Direct Modifications to CLDR Data

See also: Bulk Import of XML Data.

1. Verifying changes

Please check that your changes don’t cause problems. A minimal test is to run ConsoleCheckCLDR with the following parameter:

-f(en)

This will run the checks on en: you can substitute other locales to check them also (It is a regular expression, so -f(en.* fr.*) will do all English and French locales).

I recommend also using the following options, to show opened files, and increase memory (some tests require that).

-Dfile.encoding=UTF-8 -DSHOW_FILES -Xmx512M

An example of where a DTD broke, the invalid XML:

<!ELEMENT commonlyUsed (true false ) #IMPLIED >.

I changed to <!ELEMENT commonlyUsed EMPTY > to get it to function; other changes might be necessary.

2. Explicit defaults

Don’t use them, since they cause the XML to be fluffed up, and may interfere with the inheritance unless you make other modifications.

<!ATTLIST fields casing ( titlecase-words titlecase-firstword
lowercase-words mixed ) “mixed” >

=>

<!ATTLIST fields casing ( titlecase-words titlecase-firstword
lowercase-words mixed ) #IMPLIED >

Instead, the default should be documented in the spec

3. Mixing meanings.

Attribute and element names should be unique, unless they have the same meaning across containing elements, and same substructure.
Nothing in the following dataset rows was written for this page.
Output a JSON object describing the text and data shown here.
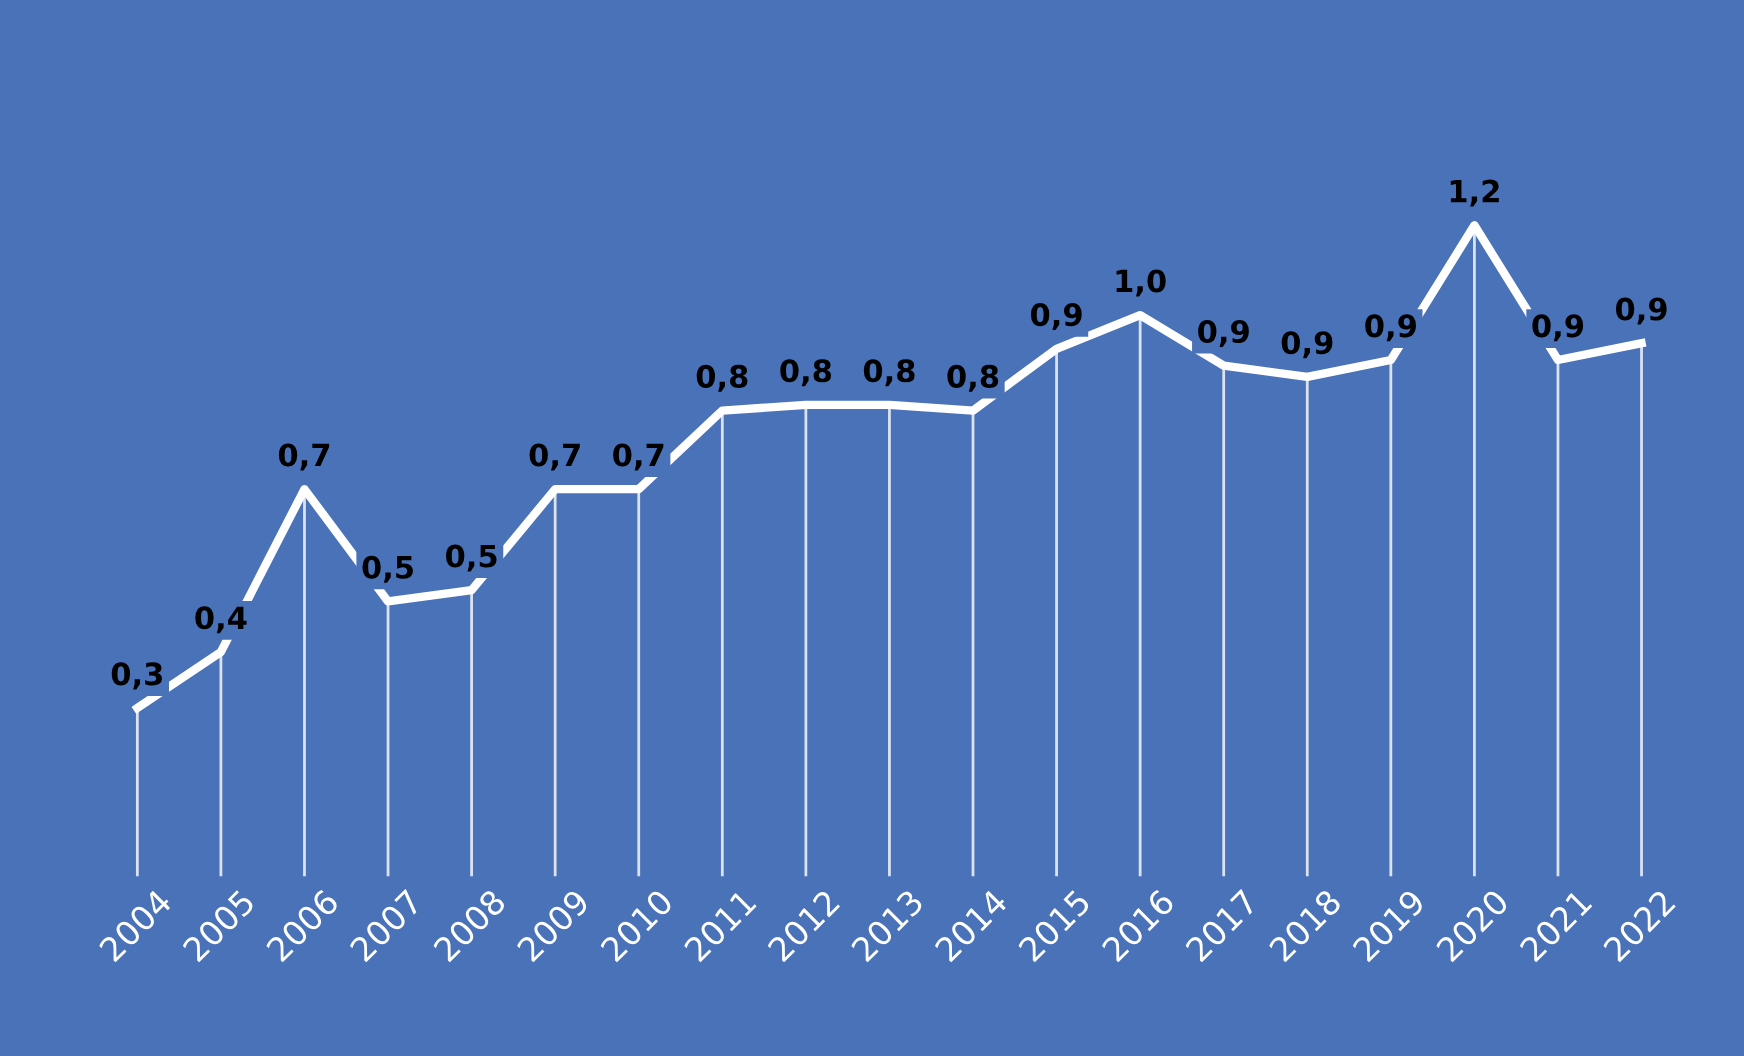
{
  "chart_data": {
    "type": "line",
    "categories": [
      "2004",
      "2005",
      "2006",
      "2007",
      "2008",
      "2009",
      "2010",
      "2011",
      "2012",
      "2013",
      "2014",
      "2015",
      "2016",
      "2017",
      "2018",
      "2019",
      "2020",
      "2021",
      "2022"
    ],
    "series": [
      {
        "color": "#ffffff",
        "values": [
          0.3,
          0.4,
          0.69,
          0.49,
          0.51,
          0.69,
          0.69,
          0.83,
          0.84,
          0.84,
          0.83,
          0.94,
          1.0,
          0.91,
          0.89,
          0.92,
          1.16,
          0.92,
          0.95
        ],
        "value_labels": [
          "0,3",
          "0,4",
          "0,7",
          "0,5",
          "0,5",
          "0,7",
          "0,7",
          "0,8",
          "0,8",
          "0,8",
          "0,8",
          "0,9",
          "1,0",
          "0,9",
          "0,9",
          "0,9",
          "1,2",
          "0,9",
          "0,9"
        ]
      }
    ],
    "grid": "x",
    "legend": false,
    "marker": "none",
    "line_style": "solid"
  }
}
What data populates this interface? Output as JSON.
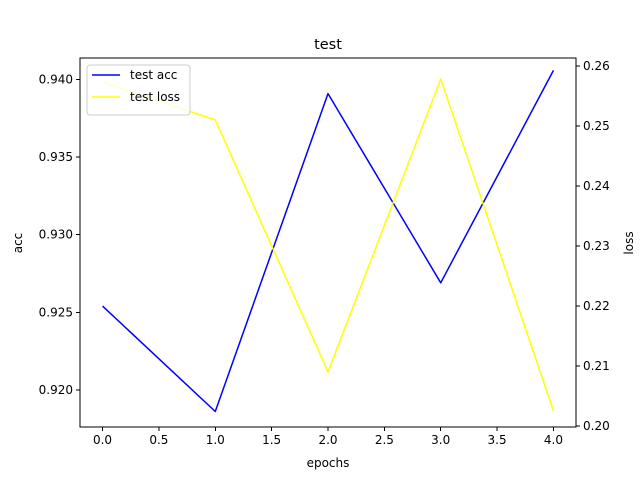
{
  "chart_data": {
    "type": "line",
    "title": "test",
    "xlabel": "epochs",
    "ylabel": "acc",
    "ylabel_right": "loss",
    "x": [
      0,
      1,
      2,
      3,
      4
    ],
    "xlim": [
      -0.2,
      4.2
    ],
    "ylim": [
      0.9176,
      0.9414
    ],
    "ylim_right": [
      0.1998,
      0.2613
    ],
    "x_ticks": [
      "0.0",
      "0.5",
      "1.0",
      "1.5",
      "2.0",
      "2.5",
      "3.0",
      "3.5",
      "4.0"
    ],
    "y_ticks": [
      "0.920",
      "0.925",
      "0.930",
      "0.935",
      "0.940"
    ],
    "y_ticks_right": [
      "0.20",
      "0.21",
      "0.22",
      "0.23",
      "0.24",
      "0.25",
      "0.26"
    ],
    "series": [
      {
        "name": "test acc",
        "axis": "left",
        "color": "#0000ff",
        "values": [
          0.9254,
          0.9186,
          0.9391,
          0.9269,
          0.9406
        ]
      },
      {
        "name": "test loss",
        "axis": "right",
        "color": "#ffff00",
        "values": [
          0.2572,
          0.251,
          0.209,
          0.2578,
          0.2025
        ]
      }
    ],
    "legend": "upper-left",
    "grid": false
  }
}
This is a hard-and-fast rule for elements. For attributes, it is better to have unique names (as we’ve found by bitter experience) where possible. It is *required* when the attribute is distinguishing for one element and not for another.

So the following is ok, but would be better if one of the attribute values were changed.

<!ATTLIST standard casing (verbatim) #IMPLIED >

<!ATTLIST fields casing ( titlecase-words titlecase-firstword lowercase-words mixed ) #IMPLIED >